Saturday, May 29, 2010

Father's Day is coming

This is important for two reasons:

First, traditionally, the Peter McManus Stickball Tournament is held one week after Father's Day. Although these days, with the explosion of Chelsea, the crowd is oppressively big. Like Easter (in so many ways), people come to McManus for the Stickball scene, not as a regular thing. These individuals are to be sneered at.

Second, I've requested from my children--good people but, I am here to tell you, dear reader, horribly undependable in matters such as these (I'm still waiting for the flexible spatulas I asked for for Christmas)--the deluxe version of the reissued version of "Exile on Mainstreet."

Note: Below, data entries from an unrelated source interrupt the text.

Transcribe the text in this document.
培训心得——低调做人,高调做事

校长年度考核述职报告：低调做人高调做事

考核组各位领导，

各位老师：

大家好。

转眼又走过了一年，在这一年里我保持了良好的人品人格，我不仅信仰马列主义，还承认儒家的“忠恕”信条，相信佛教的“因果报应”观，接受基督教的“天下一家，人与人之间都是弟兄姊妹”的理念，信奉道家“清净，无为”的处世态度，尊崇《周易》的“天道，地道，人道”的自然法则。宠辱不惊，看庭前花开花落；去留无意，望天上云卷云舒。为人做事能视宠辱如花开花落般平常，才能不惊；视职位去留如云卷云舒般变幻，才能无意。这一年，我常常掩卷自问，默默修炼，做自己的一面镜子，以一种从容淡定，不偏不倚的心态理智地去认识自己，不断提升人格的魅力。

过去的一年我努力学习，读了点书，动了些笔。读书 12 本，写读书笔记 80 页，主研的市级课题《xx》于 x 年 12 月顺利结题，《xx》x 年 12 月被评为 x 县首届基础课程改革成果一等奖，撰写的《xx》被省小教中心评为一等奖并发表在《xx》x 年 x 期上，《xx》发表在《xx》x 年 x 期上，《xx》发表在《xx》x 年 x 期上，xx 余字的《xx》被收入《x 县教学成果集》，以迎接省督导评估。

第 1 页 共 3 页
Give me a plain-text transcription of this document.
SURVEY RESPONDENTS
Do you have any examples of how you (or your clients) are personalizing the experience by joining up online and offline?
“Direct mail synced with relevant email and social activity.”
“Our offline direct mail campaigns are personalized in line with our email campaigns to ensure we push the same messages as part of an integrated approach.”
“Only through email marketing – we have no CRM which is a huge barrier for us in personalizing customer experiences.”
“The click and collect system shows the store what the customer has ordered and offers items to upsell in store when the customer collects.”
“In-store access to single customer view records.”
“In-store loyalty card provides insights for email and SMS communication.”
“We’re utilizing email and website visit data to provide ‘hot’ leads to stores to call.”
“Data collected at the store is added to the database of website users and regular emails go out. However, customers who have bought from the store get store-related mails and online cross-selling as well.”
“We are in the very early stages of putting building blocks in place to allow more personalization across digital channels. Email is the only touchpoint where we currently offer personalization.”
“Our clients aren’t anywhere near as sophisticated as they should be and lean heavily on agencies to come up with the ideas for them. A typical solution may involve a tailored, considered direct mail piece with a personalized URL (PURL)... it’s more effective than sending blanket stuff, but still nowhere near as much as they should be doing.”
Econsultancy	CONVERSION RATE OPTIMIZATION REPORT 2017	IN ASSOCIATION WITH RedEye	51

I was reading a fascinating article about it in The Mothership and said to myself something along the lines of "Is it possible I don't have Exile on Mainstreet on my iTunes library?" Because I have a lot of Rolling Stones on there, I can assure you.

And the answer was no. I didn't. And rather than just click the button (in which case, I could be listening to it now), I thought something along the lines of "This would be a great thing to tell my children I want for Father's Day." As I may have mentioned, my children are good people but horribly undependable in matters such as these.

So I wait. Like Buddha. Serene in my expectation of good things; emotionally compartmentalized enough to withstand the bad. Which is as we should all be.

Here are the first couple of paragraphs from the Times piece, written by Ben Ratliff:
A LESSER-KNOWN version of the Rolling Stones’ “Loving Cup,” found on the bonus disc of the new reissue of the band’s 1972 album, “Exile on Main St.,” seems to me the best thing the Stones ever did.

It’s country gospel gone lurid, and it seems to rise up out of a nap. Nicky Hopkins’s piano chords circle around a G at slow tempo in an echoey room. Charlie Watts starts pumping a bass drum at the third beat of the second bar; he’s either late or early, but finding his way. Piano and drums roll up to the D chord at the beginning of the first verse, and Mick Taylor bends two guitar strings under Mick Jagger’s opening line: “I’m the man on the mountain — yes, come on up.” Onward, Mr. Watts weaves around the beat, smashing down on his high-hat, forming weird and clattering snare-drum fills. He both shapes and follows the group’s euphoria and the music’s subtle acceleration. The Stones gather around the song like pickpockets, jostling and interfering with it. Keith Richards, playing rhythm guitar and singing backup, quits harmonizing and starts to shout.

This performance represents to me the sound of “Exile” in idealized form: a dark, dense, loosely played, semiconscious tour through American blues, gospel and country music, recorded in a basement in France. “Exile” was made around the Stones’ creative peak and in unusual circumstances: they were tax exiles, forced to live away from home.

I can't wait.

That said, I'd like to call attention to one aspect of the NYT that annoys me. That being their apparently completely random decisions regarding to what particular terms they should offer the reader a hyperlink. I'm ok with the main Stones link, but if Mick gets a link I can't understand why Keith doesn't. And Mick Taylor offers probably the most interesting stuff (on some level) and he gets nothing either.

It should additionally be noted that the hyperlinks The Times offers are to related articles within The Times' archives, not to the web itself. As an experiment, I typed Keith Richards into the archives' search box. And of course there is a ton of stuff. Of course there is--he's Keith Richards.

Then I typed in Mick Taylor. About whom, actually, there was very little.

Anyway, Father's Day is coming.

1 Comments:

Blogger david1082 said...

Presents on father's day? Unbelievable.